LightGBM binary classifier with TreeExplainer shap values output has changed to a list of ndarray


In [36]:
print("Shap values successfully computed.")

Shap values successfully computed.


## 4. Store the SHAP values as additional metadata for the saved model

Note: **Model metadata is limited in size.
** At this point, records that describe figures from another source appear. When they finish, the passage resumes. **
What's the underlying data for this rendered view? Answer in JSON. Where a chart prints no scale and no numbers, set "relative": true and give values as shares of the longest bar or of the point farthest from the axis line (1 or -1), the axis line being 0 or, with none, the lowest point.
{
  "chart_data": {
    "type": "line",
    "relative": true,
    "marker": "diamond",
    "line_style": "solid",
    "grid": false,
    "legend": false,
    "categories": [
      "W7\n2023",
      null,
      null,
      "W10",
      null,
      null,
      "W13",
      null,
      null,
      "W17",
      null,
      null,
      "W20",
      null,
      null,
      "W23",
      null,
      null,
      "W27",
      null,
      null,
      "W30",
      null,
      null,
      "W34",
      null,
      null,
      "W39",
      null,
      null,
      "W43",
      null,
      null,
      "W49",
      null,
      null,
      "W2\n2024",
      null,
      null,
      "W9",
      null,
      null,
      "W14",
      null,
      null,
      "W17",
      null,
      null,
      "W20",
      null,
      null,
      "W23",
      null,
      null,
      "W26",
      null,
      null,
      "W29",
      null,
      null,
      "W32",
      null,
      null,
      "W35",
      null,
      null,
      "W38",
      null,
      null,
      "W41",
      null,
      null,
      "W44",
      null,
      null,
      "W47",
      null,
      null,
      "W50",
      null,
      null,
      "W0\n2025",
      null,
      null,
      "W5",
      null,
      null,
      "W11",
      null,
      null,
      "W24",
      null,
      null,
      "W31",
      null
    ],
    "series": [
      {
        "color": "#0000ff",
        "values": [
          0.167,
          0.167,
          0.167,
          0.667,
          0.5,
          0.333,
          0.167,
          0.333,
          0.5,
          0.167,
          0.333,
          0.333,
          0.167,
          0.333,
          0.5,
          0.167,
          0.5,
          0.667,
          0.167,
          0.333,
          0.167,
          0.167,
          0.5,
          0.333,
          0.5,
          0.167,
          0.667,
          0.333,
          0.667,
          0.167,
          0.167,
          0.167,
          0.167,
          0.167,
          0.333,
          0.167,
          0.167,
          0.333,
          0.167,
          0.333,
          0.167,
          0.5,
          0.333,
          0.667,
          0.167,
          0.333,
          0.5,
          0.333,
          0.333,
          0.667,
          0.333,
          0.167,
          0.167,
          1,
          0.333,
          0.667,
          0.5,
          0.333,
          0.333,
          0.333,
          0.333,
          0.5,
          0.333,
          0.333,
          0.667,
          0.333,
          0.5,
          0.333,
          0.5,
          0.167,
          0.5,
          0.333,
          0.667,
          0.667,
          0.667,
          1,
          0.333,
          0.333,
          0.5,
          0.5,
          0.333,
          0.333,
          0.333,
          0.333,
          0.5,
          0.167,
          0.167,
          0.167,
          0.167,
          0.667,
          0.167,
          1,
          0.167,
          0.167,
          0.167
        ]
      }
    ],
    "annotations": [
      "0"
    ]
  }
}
Because we're storing shap values for a sample of 1000 samples, this call is going through**, but it could be a problem in other cases. In such case the best solution would be to store the values as a data asset in the WML space for example, and store the id of that data asset below instead of the raw values.

In [34]:
meta_props = {
    client.repository.ModelMetaNames.CUSTOM: {
        'shap': {
            'feature_names': autoai_feature_names,
            'expected_value': exp.expected_value[1],  # only keep class 1
            'values': shap_values[1].tolist(), # only keep class 1; use tolist() to make it json serializable
            'data': X_prep.tolist()
        }
    }
}
new_model_details = client.repository.update_model(MODEL_ID, meta_props)

In [37]:
print("Shap values successfully stored as model metadata.")

Shap values successfully stored as model metadata.